Indiana Jones' Yucatan dream pad. The
farther you push into Latin America, the more probable your chances of
stumbling upon some ancient megacity that the jungle swallowed centuries before
the conquistadores set sail. Among those is Chichen Itza, one of the more of
the more impressive reminants of Mayan civilization and a two-three hour drive
from Cancun. Active from 600 to 1200 AD., it's now one of Mexico's most visited
archaelogical sites, banking more than a million visitors annually.
Chichen Itza |
Townie time. Mexican tourist
destinations like Cancun are always a tale of two cities. One is specifically
for visitors, home to high-end resorts, star restaurants and posh nightlife
spots. The other holds the side of the city only the locals know, the true root
of the city's original flair. Escape the whitewashed hotel zone for downtown
Cancun and park it at Parque Las Palapas, a plaza at the intersection of
Tulipanes and Alcatreces where impromptu amateur hour is every hour for local
Latin American Idol hopefuls of all ages, while you kick back a few empanadas
and tamales. Nearby Mercado 28 is where to head for a Mexican arts and crafts
shopping spree for Saint Death statues, serapes, tire-soled sandals known as
huaraches and such. Then stroll down Avenida Yaxchilán, a
central thoroughfare lined with divey cantinas and restaurants usually reserved
for locals but with always room for a loaner gabacho or two.
Wet and wild. In the Mexican Carribean,
where playa paradise is here, there and everywhere, you're right to wonder why
anyone would waste time at waterpark. That is, unless, you know that few
waterparks in the world compare to a Mexican waterpark, which comes as a vital
lesson to the average foreign visitor: One's safety, even in environments such
as waterparks where the gringo custom of million-dollar lawsuits usually
ensures that an establishment keeps everything up to code, is never to be
assumed. "Ride at your own risk" is the unspoken law, but the
tradeoff of the heightened chance of peril is the added freedom to do so in ways
never conceivable in the U.S., namely headfirst either on your back or stomach.

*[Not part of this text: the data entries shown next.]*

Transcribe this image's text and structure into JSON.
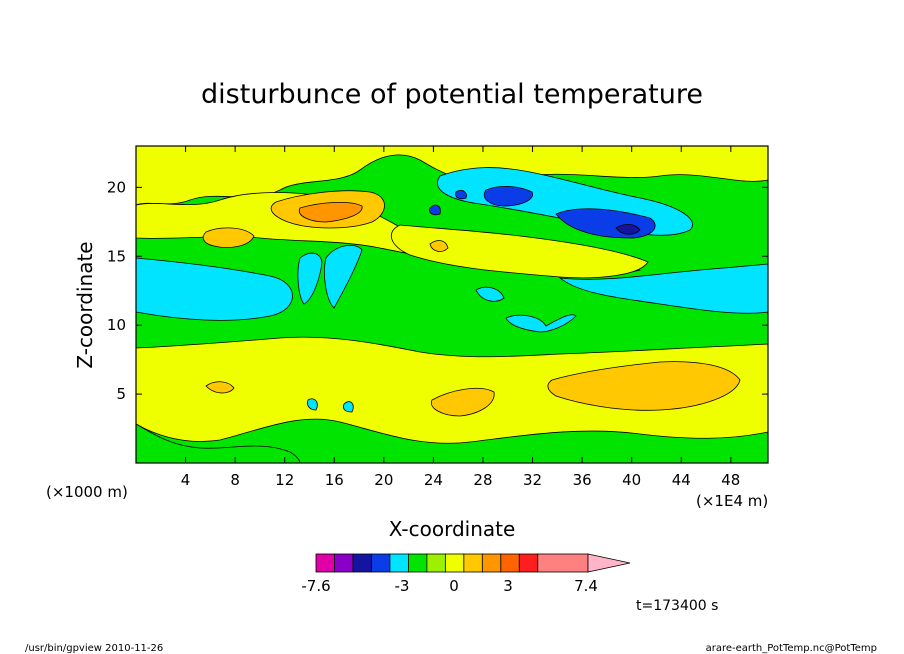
{
  "chart_data": {
    "type": "heatmap",
    "title": "disturbunce of potential temperature",
    "xlabel": "X-coordinate",
    "ylabel": "Z-coordinate",
    "x_unit": "(×1E4 m)",
    "y_unit": "(×1000 m)",
    "xlim": [
      0,
      51
    ],
    "ylim": [
      0,
      23
    ],
    "x_ticks": [
      4,
      8,
      12,
      16,
      20,
      24,
      28,
      32,
      36,
      40,
      44,
      48
    ],
    "y_ticks": [
      5,
      10,
      15,
      20
    ],
    "grid": false,
    "colorbar": {
      "range": [
        -7.6,
        7.4
      ],
      "labels": [
        "-7.6",
        "-3",
        "0",
        "3",
        "7.4"
      ],
      "label_values": [
        -7.6,
        -3,
        0,
        3,
        7.4
      ],
      "colors": [
        "#e000a8",
        "#8a00c8",
        "#1414a0",
        "#0a3ce8",
        "#00e4ff",
        "#00e400",
        "#9cf000",
        "#f0ff00",
        "#ffc800",
        "#ff9600",
        "#ff6400",
        "#ff1e1e",
        "#ff8080",
        "#ffb4c8"
      ],
      "bounds": [
        -7.6,
        -6.5,
        -5,
        -4,
        -3,
        -1.5,
        0,
        0.75,
        1.5,
        3,
        4,
        5,
        5.5,
        7.4,
        8.2
      ]
    },
    "field_description_levels": {
      "background": "#00e400",
      "positive_weak": "#f0ff00",
      "positive_mid": "#ffc800",
      "positive_strong": "#ff9600",
      "negative_weak": "#00e4ff",
      "negative_mid": "#0a3ce8",
      "negative_strong": "#1414a0"
    },
    "time_label": "t=173400 s"
  },
  "footer": {
    "left": "/usr/bin/gpview  2010-11-26",
    "right": "arare-earth_PotTemp.nc@PotTemp"
  }
}
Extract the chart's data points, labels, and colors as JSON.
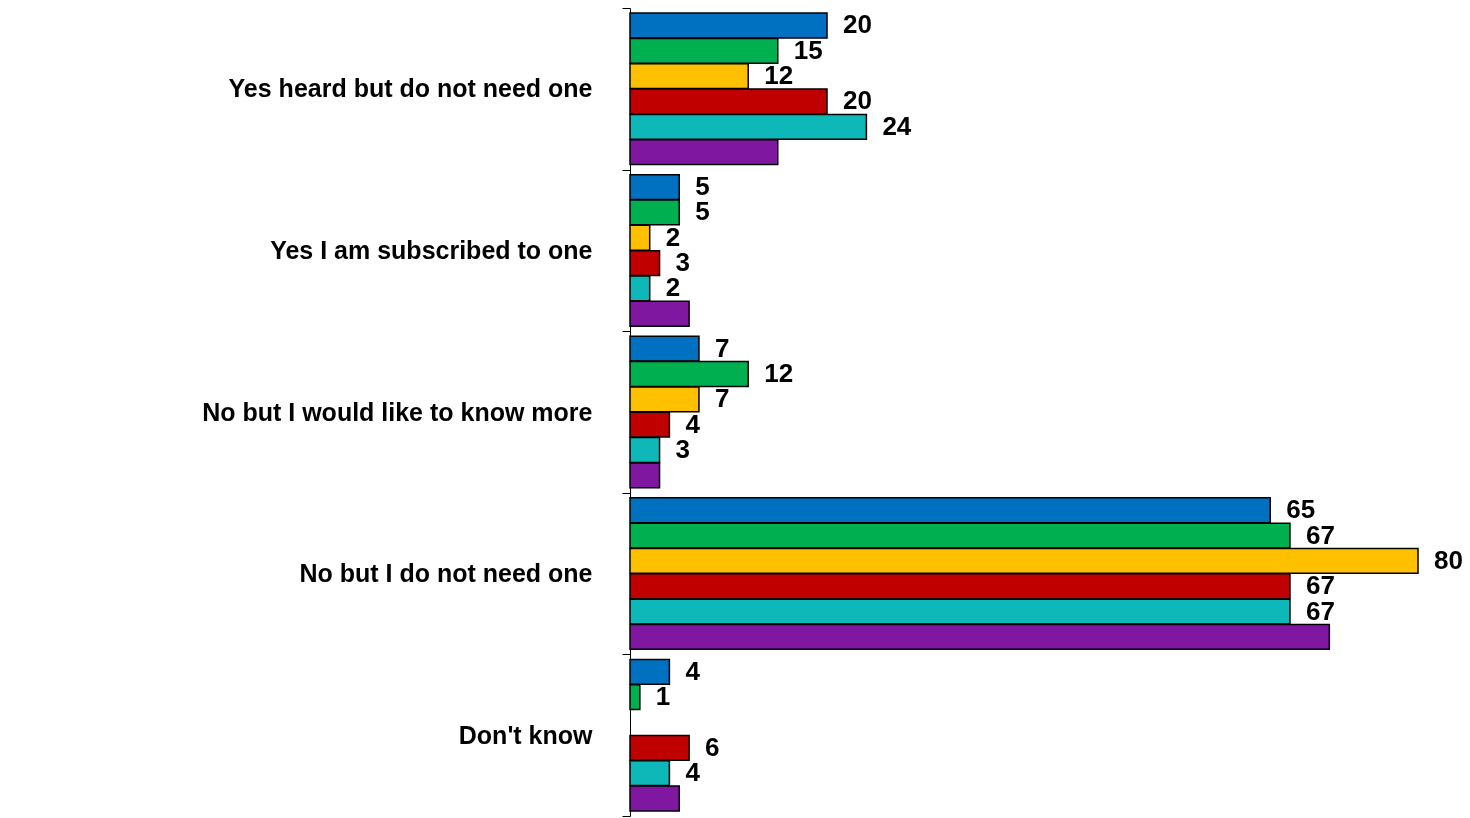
{
  "chart_data": {
    "type": "bar",
    "orientation": "horizontal",
    "categories": [
      "Yes heard but do not need one",
      "Yes I am subscribed to one",
      "No but I would like to know more",
      "No but I do not need one",
      "Don't know"
    ],
    "series": [
      {
        "color": "#0070c0",
        "values": [
          20,
          5,
          7,
          65,
          4
        ],
        "value_labels": [
          "20",
          "5",
          "7",
          "65",
          "4"
        ]
      },
      {
        "color": "#00b050",
        "values": [
          15,
          5,
          12,
          67,
          1
        ],
        "value_labels": [
          "15",
          "5",
          "12",
          "67",
          "1"
        ]
      },
      {
        "color": "#ffc000",
        "values": [
          12,
          2,
          7,
          80,
          null
        ],
        "value_labels": [
          "12",
          "2",
          "7",
          "80",
          null
        ]
      },
      {
        "color": "#c00000",
        "values": [
          20,
          3,
          4,
          67,
          6
        ],
        "value_labels": [
          "20",
          "3",
          "4",
          "67",
          "6"
        ]
      },
      {
        "color": "#0fb8b8",
        "values": [
          24,
          2,
          3,
          67,
          4
        ],
        "value_labels": [
          "24",
          "2",
          "3",
          "67",
          "4"
        ]
      },
      {
        "color": "#7f17a0",
        "values": [
          15,
          6,
          3,
          71,
          5
        ]
      }
    ]
  }
}
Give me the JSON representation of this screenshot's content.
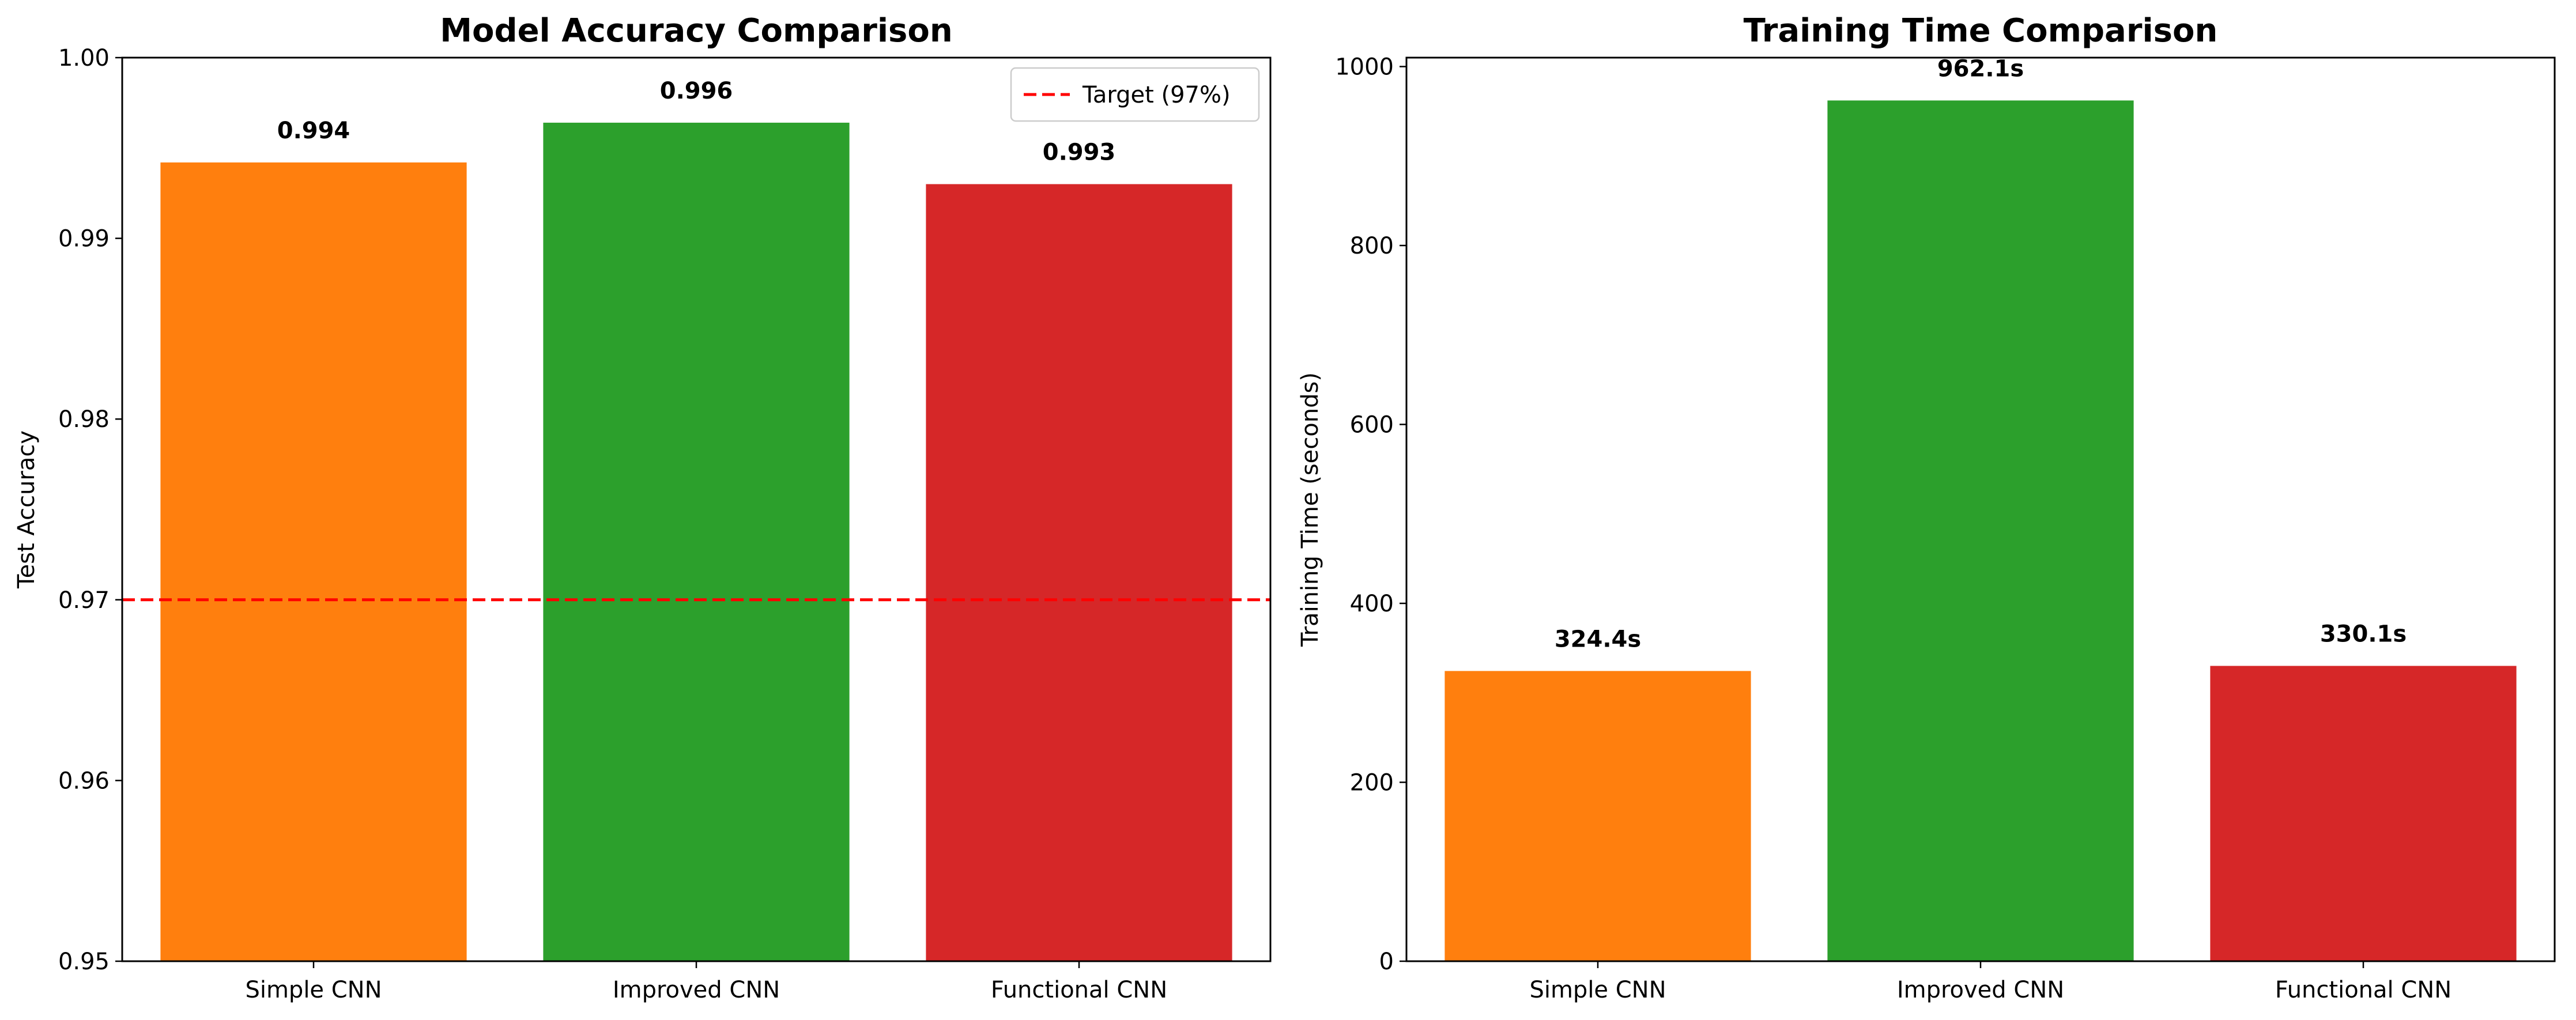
{
  "chart_data": [
    {
      "type": "bar",
      "title": "Model Accuracy Comparison",
      "xlabel": "",
      "ylabel": "Test Accuracy",
      "categories": [
        "Simple CNN",
        "Improved CNN",
        "Functional CNN"
      ],
      "values": [
        0.9942,
        0.9964,
        0.993
      ],
      "value_labels": [
        "0.994",
        "0.996",
        "0.993"
      ],
      "bar_colors": [
        "#ff7f0e",
        "#2ca02c",
        "#d62728"
      ],
      "ylim": [
        0.95,
        1.0
      ],
      "yticks": [
        0.95,
        0.96,
        0.97,
        0.98,
        0.99,
        1.0
      ],
      "ytick_labels": [
        "0.95",
        "0.96",
        "0.97",
        "0.98",
        "0.99",
        "1.00"
      ],
      "reference_line": {
        "value": 0.97,
        "color": "#ff0000",
        "style": "dashed",
        "label": "Target (97%)"
      },
      "legend": {
        "placement": "top-right",
        "entries": [
          "Target (97%)"
        ]
      },
      "grid": false
    },
    {
      "type": "bar",
      "title": "Training Time Comparison",
      "xlabel": "",
      "ylabel": "Training Time (seconds)",
      "categories": [
        "Simple CNN",
        "Improved CNN",
        "Functional CNN"
      ],
      "values": [
        324.4,
        962.1,
        330.1
      ],
      "value_labels": [
        "324.4s",
        "962.1s",
        "330.1s"
      ],
      "bar_colors": [
        "#ff7f0e",
        "#2ca02c",
        "#d62728"
      ],
      "ylim": [
        0,
        1010
      ],
      "yticks": [
        0,
        200,
        400,
        600,
        800,
        1000
      ],
      "ytick_labels": [
        "0",
        "200",
        "400",
        "600",
        "800",
        "1000"
      ],
      "grid": false
    }
  ]
}
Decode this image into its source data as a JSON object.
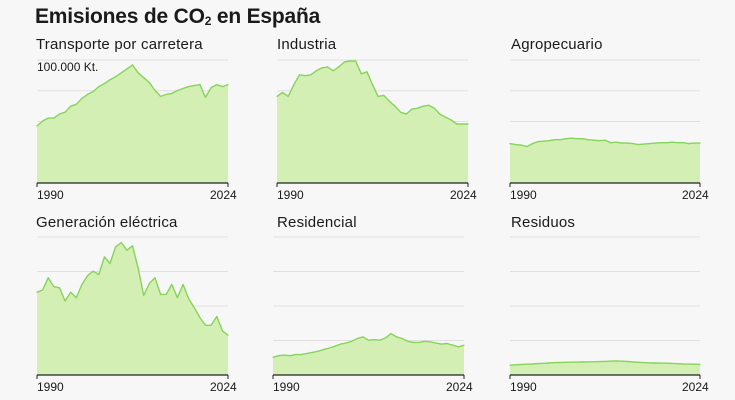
{
  "title": {
    "main": "Emisiones de CO",
    "sub": "2",
    "tail": " en España"
  },
  "ylabel": "100.000 Kt.",
  "colors": {
    "fill": "#d4efb4",
    "line": "#86d45a",
    "grid": "#e0e0e0",
    "axis": "#222222",
    "background": "#f7f7f7"
  },
  "chart_data": [
    {
      "type": "area",
      "title": "Transporte por carretera",
      "x_start": 1990,
      "x_end": 2024,
      "xticks": [
        "1990",
        "2024"
      ],
      "ylim": [
        0,
        125000
      ],
      "values": [
        58000,
        63000,
        66000,
        66000,
        70000,
        72000,
        78000,
        80000,
        86000,
        90000,
        93000,
        98000,
        101000,
        105000,
        108000,
        112000,
        116000,
        120000,
        112000,
        107000,
        102000,
        94000,
        88000,
        90000,
        91000,
        94000,
        96000,
        98000,
        99000,
        100000,
        87000,
        97000,
        100000,
        98000,
        100000
      ]
    },
    {
      "type": "area",
      "title": "Industria",
      "x_start": 1990,
      "x_end": 2024,
      "xticks": [
        "1990",
        "2024"
      ],
      "ylim": [
        0,
        125000
      ],
      "values": [
        88000,
        92000,
        88000,
        100000,
        110000,
        109000,
        110000,
        114000,
        117000,
        118000,
        114000,
        118000,
        123000,
        124000,
        124000,
        111000,
        113000,
        100000,
        88000,
        89000,
        83000,
        78000,
        72000,
        70000,
        75000,
        76000,
        78000,
        79000,
        76000,
        70000,
        67000,
        64000,
        60000,
        60000,
        60000
      ]
    },
    {
      "type": "area",
      "title": "Agropecuario",
      "x_start": 1990,
      "x_end": 2024,
      "xticks": [
        "1990",
        "2024"
      ],
      "ylim": [
        0,
        125000
      ],
      "values": [
        40000,
        39000,
        38500,
        37000,
        40000,
        42000,
        42500,
        43000,
        44000,
        44000,
        45000,
        45500,
        45000,
        45000,
        44000,
        43500,
        43000,
        43500,
        41000,
        41500,
        40500,
        40500,
        40000,
        39000,
        39500,
        40000,
        40500,
        41000,
        41000,
        41500,
        41000,
        41000,
        40000,
        40500,
        40500
      ]
    },
    {
      "type": "area",
      "title": "Generación eléctrica",
      "x_start": 1990,
      "x_end": 2024,
      "xticks": [
        "1990",
        "2024"
      ],
      "ylim": [
        0,
        125000
      ],
      "values": [
        75000,
        77000,
        88000,
        80000,
        79000,
        67000,
        75000,
        70000,
        82000,
        90000,
        94000,
        91000,
        107000,
        101000,
        116000,
        120000,
        113000,
        117000,
        97000,
        72000,
        83000,
        88000,
        73000,
        73000,
        82000,
        70000,
        82000,
        69000,
        61000,
        52000,
        45000,
        45000,
        53000,
        40000,
        36000
      ]
    },
    {
      "type": "area",
      "title": "Residencial",
      "x_start": 1990,
      "x_end": 2024,
      "xticks": [
        "1990",
        "2024"
      ],
      "ylim": [
        0,
        125000
      ],
      "values": [
        16000,
        17500,
        18000,
        17500,
        18500,
        18500,
        19500,
        20500,
        21500,
        23000,
        24500,
        26000,
        28000,
        29000,
        30500,
        33000,
        34500,
        31500,
        32000,
        31500,
        33500,
        37500,
        34500,
        33000,
        30500,
        29500,
        29500,
        30500,
        30000,
        29000,
        28000,
        28500,
        27000,
        25500,
        27000
      ]
    },
    {
      "type": "area",
      "title": "Residuos",
      "x_start": 1990,
      "x_end": 2024,
      "xticks": [
        "1990",
        "2024"
      ],
      "ylim": [
        0,
        125000
      ],
      "values": [
        9000,
        9200,
        9500,
        9800,
        10000,
        10300,
        10600,
        10900,
        11200,
        11300,
        11500,
        11600,
        11700,
        11800,
        11900,
        12000,
        12100,
        12300,
        12600,
        12800,
        12500,
        12200,
        11800,
        11500,
        11200,
        11000,
        10900,
        10800,
        10700,
        10500,
        10200,
        10000,
        9900,
        9800,
        9700
      ]
    }
  ]
}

Wet'n Wild, Cancun's lone parque acuatico, houses some six slides, a lazy
river, wave pool and a full bar.
Forging la fiesta. CocoBongo is a massive dance club whose campy rap is preceded
only by its cultish take on Vegas-style shows, and probably the only bar in
which you'll see a Lady Gaga impersonator who isn't a man. Mambo Café books live música latina acts from Colombia,
Venezuela, the Domincan Republic and Cuba; here's where you'll learn that it
really is all in the hips. Live lucha libre (masked Mexican wrestling) and
bikini contests happen at Bulldog Cafe. The City calls its million-watt sound system the best in Latin
America, and the performer hall of fame includes the likes of 50 Cent, Sasha,
Tiesto and Paul Van Dyk. Dady'O, known for its light shows,
recently played host to a DJ set by LMFAO's Redfoo.
Spring break is not for sleeping. Cheap: The Cancun Nest Hostel, centrally located downtown. Cool:
El Rey del Caribe, 31-room eco-hotel, downtown. Sweet kitsch: HotelXbalamque, ode to Mayan Jaguar god of the universe, downtown.